Chair of Accounting Department at Seton Hall University. PhD from The University of Texas at Austin. Worked at Deloitte's New York Office. BSBA from Hofstra University.

4 comments

  1. I don't think smoothing is necessarily a bad thing. Sometimes smoothing can make financial reports more predicable and give a better picture of the company for investors. If the numbers are reasonable, then there is no problem. If earnings start to trend towards being unreasonable then it would be a bad thing. Ultimately I would look at it case by case and the auditor would have to decide reasonableness.

  2. Agreeing with the comment above, each auditor should decide reasonablenes based on the specifics of each case. However, I think smoothing is sometimes necessary in this market. Lets take channel stuffing for example: although sellers capture buyers with ridiculous offers of credit and enticing return policies, at the end of the day it is the buyers fault for purchasing this stuff.
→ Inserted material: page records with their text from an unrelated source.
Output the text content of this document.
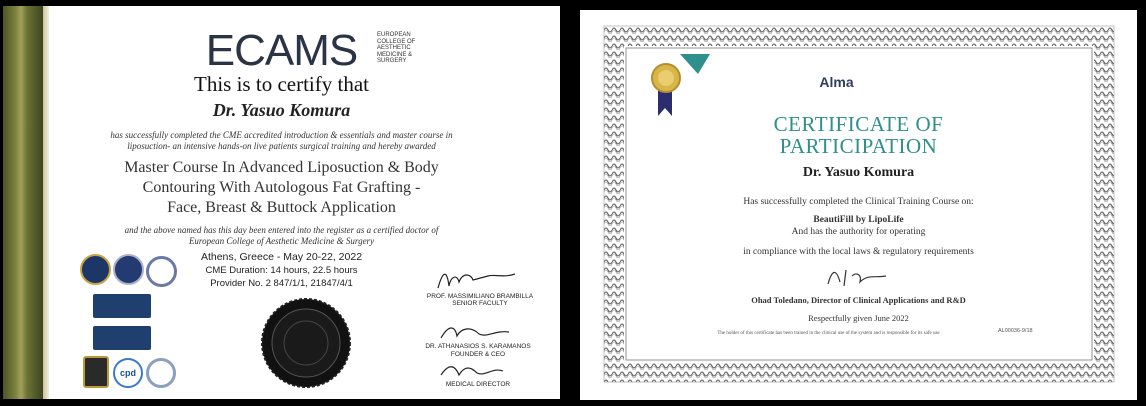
ECAMS	EUROPEAN COLLEGE OF AESTHETIC MEDICINE & SURGERY
This is to certify that
Dr. Yasuo Komura
has successfully completed the CME accredited introduction & essentials and master course in
liposuction- an intensive hands-on live patients surgical training and hereby awarded
Master Course In Advanced Liposuction & Body
Contouring With Autologous Fat Grafting -
Face, Breast & Buttock Application
and the above named has this day been entered into the register as a certified doctor of
European College of Aesthetic Medicine & Surgery
Athens, Greece - May 20-22, 2022
CME Duration: 14 hours, 22.5 hours
Provider No. 2 847/1/1, 21847/4/1
cpd
PROF. MASSIMILIANO BRAMBILLA
SENIOR FACULTY
DR. ATHANASIOS S. KARAMANOS
FOUNDER & CEO
MEDICAL DIRECTOR
Alma
CERTIFICATE OF
PARTICIPATION
Dr. Yasuo Komura
Has successfully completed the Clinical Training Course on:
BeautiFill by LipoLife
And has the authority for operating
in compliance with the local laws & regulatory requirements
Ohad Toledano, Director of Clinical Applications and R&D
Respectfully given June 2022
The holder of this certificate has been trained in the clinical use of the system and is responsible for its safe use	AL00036-9/18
After all, the sellers really don't know for sure that they will have a plentitude of returned merchandise. Yes these techniques, are opportunistic but as long as the company is sticking to being opportunistic and not crossing the fine line to fraud, then I do not necssarily think it is a bad thing.

  3. I can see the benefits of smoothing for a company having a bad year. They take out cash from reserve accounts to give the impression of a more stable company, "income smoothing." The risk here is what if it's not just a single year. What if they excessively manage their earnings? This could be dangerous for investors, and is the reason why investors often don't pick up on these accounting scandals.

  4. I do not think that income smoothing is always a bad thing because it reduces volatility of earnings and the perceived riskiness of a company. Income smoothing can be a useful management tool when companies are having a bad year and management projects a turnaround in the future. However, income smoothing can be bad if it is abused and management has crossed the line from opportunistic to intentional fraud in an effort to control the numbers. I think that it just depends on the degree and reasonableness of the income smoothing and how long companies intend to report their intentions, versus the actual numbers.